Interrupting one book to read another is very rare for me. Almost unheard of. In fact, stopping in the middle of one book to read something else almost always means the first one is a DNF because even if I meant to go back to it, I probably won’t.
But Newman’s ICE CREAM STAR is an exception. I’m halfway through it, and so far I’m really enjoying it, although it’s pretty intense. The setting is pretty brutal, as you might expect for a postapocalyptic everyone-dies-before-twenty kind of setting. Which turns out to not quite be true, but anyway, comments on that book when I’m actually finished with it.
I was talking to somebody on Friday about Patricia Briggs’ short story collection, SHIFTING SHADOWS, which I’ve never read. It turns out that I’ve only ever read one of the stories in that collection, and hearing that the whole collection is good, I went ahead and picked it up. Then, since I recently read the latest Alpha and Omega novel and was in the mood, I paused with ICE CREAM STAR and read Briggs’ collection right then.
And I was glad to find that all the stories are indeed good, solid stories. I didn’t keep track of which were new to the collection and which had been previously published, because as I said, all but one were new to me anyway. My favorites were Kara’s story, “Roses in Winter,” and Ben’s story, “Redemption.” Oh, and David Christianson’s story, too — “The Star of David.”
Briggs mentions in her notes about the stories that readers have kept asking and asking about Kara. The Kara I mean here is the little girl who was turned into a werewolf when she was ten or so. (I specify because Briggs has used the name three times now for minor characters.) Well, I, too, have really wanted to know what was going on with Kara. So this story was very satisfying. Especially since I’ve always liked Asil anyway.
Ben is a secondary character who has always been interesting and sympathetic. I’ve loved watching his slow recovery from his horribly background. This was a fun story with a lot of humor but also some depth to it.
David Christiansen is the guy who was turned into a werewolf overseas and didn’t learn how to control his wolf until tragedy had already happened. I always wanted to see more of him, too, and I’m really pleased to see him reconnect with his estranged daughter in this story.

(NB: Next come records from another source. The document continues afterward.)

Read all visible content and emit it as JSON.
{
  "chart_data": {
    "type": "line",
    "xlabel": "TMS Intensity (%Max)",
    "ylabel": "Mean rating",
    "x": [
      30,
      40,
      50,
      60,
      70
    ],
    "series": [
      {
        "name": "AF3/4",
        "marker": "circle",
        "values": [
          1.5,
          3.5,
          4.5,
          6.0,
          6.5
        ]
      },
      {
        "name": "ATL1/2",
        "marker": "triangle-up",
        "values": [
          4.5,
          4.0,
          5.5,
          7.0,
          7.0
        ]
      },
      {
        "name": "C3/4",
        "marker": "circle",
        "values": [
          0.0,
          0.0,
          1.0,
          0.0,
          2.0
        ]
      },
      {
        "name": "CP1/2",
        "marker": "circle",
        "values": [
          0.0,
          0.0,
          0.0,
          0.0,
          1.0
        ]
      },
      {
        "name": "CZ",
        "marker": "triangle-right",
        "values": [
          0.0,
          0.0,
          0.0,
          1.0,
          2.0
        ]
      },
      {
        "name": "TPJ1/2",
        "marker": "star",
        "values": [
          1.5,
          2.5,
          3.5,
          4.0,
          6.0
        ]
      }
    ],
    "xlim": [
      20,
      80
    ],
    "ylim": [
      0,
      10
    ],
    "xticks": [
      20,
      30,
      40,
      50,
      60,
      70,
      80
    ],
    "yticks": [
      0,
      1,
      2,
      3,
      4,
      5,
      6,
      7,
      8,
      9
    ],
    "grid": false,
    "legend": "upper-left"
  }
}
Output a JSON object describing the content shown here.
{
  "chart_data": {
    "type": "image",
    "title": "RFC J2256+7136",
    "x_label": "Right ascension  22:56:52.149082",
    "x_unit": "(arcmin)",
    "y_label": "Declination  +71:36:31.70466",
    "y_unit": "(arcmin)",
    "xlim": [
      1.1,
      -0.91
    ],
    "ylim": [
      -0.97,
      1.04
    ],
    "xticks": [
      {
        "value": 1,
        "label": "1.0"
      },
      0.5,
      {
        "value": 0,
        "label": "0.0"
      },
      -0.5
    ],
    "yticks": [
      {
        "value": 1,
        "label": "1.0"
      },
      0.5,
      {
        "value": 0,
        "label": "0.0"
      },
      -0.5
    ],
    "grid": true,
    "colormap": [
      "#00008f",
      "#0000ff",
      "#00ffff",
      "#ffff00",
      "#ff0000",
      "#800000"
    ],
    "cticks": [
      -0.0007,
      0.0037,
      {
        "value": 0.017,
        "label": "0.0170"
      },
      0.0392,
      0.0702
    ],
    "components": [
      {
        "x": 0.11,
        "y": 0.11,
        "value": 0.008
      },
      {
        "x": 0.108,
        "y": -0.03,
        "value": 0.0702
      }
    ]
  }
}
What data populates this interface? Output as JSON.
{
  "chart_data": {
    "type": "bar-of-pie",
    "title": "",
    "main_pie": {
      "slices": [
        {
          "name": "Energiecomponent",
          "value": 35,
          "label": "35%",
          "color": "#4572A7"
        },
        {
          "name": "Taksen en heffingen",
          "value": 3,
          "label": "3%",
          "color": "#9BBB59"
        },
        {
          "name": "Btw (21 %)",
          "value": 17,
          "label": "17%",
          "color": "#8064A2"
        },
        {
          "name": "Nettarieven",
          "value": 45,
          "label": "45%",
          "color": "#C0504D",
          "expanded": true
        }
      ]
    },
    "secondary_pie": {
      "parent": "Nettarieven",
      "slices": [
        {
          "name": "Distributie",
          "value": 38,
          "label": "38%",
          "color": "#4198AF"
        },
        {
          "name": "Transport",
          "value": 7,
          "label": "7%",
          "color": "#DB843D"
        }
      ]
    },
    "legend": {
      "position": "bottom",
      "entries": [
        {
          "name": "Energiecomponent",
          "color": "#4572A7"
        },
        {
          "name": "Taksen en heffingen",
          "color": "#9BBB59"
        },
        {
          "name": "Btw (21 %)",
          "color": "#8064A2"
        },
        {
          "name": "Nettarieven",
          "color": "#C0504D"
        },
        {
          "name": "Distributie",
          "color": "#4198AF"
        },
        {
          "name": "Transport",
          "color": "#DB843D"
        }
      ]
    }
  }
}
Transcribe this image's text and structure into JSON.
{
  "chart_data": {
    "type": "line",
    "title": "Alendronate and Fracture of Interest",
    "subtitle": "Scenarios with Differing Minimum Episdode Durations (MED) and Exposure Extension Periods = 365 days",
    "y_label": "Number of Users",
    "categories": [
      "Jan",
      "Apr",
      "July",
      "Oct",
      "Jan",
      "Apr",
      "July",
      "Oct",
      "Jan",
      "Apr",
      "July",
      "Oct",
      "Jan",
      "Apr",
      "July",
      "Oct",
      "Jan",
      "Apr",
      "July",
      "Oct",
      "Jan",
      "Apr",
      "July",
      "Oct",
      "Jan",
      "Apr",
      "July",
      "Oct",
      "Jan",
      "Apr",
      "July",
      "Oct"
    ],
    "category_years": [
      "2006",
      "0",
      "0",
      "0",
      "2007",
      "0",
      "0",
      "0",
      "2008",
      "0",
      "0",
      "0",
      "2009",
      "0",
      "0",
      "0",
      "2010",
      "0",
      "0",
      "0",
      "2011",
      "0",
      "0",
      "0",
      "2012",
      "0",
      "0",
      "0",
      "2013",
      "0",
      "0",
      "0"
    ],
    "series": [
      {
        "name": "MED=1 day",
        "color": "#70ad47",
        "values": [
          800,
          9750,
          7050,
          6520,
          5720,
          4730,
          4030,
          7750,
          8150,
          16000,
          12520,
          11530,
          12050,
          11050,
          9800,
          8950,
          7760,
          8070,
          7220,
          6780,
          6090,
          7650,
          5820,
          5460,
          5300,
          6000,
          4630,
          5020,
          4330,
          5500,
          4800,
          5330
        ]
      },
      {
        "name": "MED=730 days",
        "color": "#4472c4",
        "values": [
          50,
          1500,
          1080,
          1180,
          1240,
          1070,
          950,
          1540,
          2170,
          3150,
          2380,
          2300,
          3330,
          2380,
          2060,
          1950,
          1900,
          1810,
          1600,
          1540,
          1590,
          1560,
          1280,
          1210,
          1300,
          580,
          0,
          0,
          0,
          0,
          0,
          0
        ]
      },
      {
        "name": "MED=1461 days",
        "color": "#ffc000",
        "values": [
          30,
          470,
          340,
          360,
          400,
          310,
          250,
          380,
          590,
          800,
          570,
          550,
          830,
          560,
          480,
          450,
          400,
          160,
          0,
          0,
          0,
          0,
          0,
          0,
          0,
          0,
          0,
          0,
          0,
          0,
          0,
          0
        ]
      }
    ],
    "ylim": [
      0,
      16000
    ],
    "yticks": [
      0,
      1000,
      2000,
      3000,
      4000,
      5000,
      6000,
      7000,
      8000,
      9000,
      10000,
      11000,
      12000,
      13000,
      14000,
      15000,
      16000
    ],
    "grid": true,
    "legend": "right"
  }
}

The character I would have liked to see but didn’t get in this collection was Honey. Honey is one of the most interesting female characters in Mercy Thompson’s world, maybe the most interesting; certainly by far the most sympathetic female werewolf. On the other hand, given what was going on in NIGHT BROKEN, the most recent Mercy Thompson novel, I am virtually certain that Honey is going to take on a more front-and-center role in the ongoing novels. So, fine. I can wait.
Okay. Now I’m going back to ICE CREAM STAR. I need to finish it before I can start revising HOUSE OF SHADOWS — and I would kind of like to have that done before the beginning of May.